Austin Convention Center

The head of the Austin NAACP has submitted an emergency filing to the Texas Supreme Court to have the Austin City Council’s chosen ballot language overturned for Proposition B, which would allow voters to have the final say on the proposed $1.2-billion expansion of the Austin Convention Center.

“The filing was on behalf of more than 30,000 Austin residents who successfully petitioned the Austin City Council to require a vote on the $1.2 billion expansion of the convention center and to repurpose public funds from the convention business to promote cultural and heritage tourism including live music, transportation and local business,” says a statement from Unconventional Austin, a political action committee that opposes the expansion.

Ballot language crafted by Austin staffers is once again at the center of controversy.  According to Linder and Unconventional Austin, the proposition is written in such a way that it will mislead and confuse voters into causing their ballot in favor of the city.

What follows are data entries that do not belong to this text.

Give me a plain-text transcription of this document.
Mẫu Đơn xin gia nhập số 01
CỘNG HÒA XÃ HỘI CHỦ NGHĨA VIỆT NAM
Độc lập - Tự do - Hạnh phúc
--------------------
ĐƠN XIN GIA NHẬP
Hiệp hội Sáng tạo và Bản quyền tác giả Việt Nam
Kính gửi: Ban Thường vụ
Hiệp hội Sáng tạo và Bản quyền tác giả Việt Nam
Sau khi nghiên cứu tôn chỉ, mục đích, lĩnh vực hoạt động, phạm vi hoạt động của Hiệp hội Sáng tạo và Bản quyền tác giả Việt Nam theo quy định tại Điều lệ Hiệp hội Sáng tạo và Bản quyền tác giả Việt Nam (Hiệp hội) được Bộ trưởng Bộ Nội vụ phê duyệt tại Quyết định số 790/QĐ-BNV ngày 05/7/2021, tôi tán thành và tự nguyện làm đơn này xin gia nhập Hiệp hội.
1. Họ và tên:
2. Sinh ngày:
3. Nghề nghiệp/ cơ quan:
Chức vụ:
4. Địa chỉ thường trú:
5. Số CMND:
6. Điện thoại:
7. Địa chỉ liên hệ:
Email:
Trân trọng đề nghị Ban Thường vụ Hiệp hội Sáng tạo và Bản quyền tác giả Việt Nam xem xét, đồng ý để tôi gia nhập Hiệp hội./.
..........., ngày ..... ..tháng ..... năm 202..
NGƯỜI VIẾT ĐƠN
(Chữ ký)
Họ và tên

“The language says the city must pay for the convention center expansion approval election.  That is a false statement,” says local attorney Fred Lewis, who in 2018 also led the charge to give voters the final say in any sweeping changes to Austin’s land development code.  Lewis claims the wording of the ballot item intentionally leaves out the specific demands of their petition.

“It limits the Convention Center to getting 34-percent of the Hotel Occupancy Tax.  It’s currently getting 72-percent,” Lewis says.

The emergency filing submitted by Nelson Linder reads as follows:

“Realtor brings this action in mandamus maintaining that this ballot language does not comply in two respects with the Court’s common law test in Dacon v. Parker 466 S.W. 3d 820 (Tex. 2015).  First, the ballot language states that the city must pay for the cost of a future convention center expansion election, which is false and misleading (there is no additional cost to the city for any ballot measure in November for even-numbered years because the city holds council elections then anyway.)  Second, the ballot language fails to inform voters of one of two chief features of the initiative, which is that funds would be redirected from the convention center to cultural, arts, and other authorized tourism-related programs.”

In the coming days, the Texas Supreme Court will decide whether or not to hear the petition for mandamus.  The city will have the opportunity to respond and the court may make a determination on the ballot language.

In 2018, the city council was also accused of intentionally misleading voters via ballot language related to an item that would’ve allowed a third-party to audit every department in the city government.  That proposition, which was staunchly opposed by all but two city council members (Ellen Troxclair and Ora Houston), was eventually defeated by voters.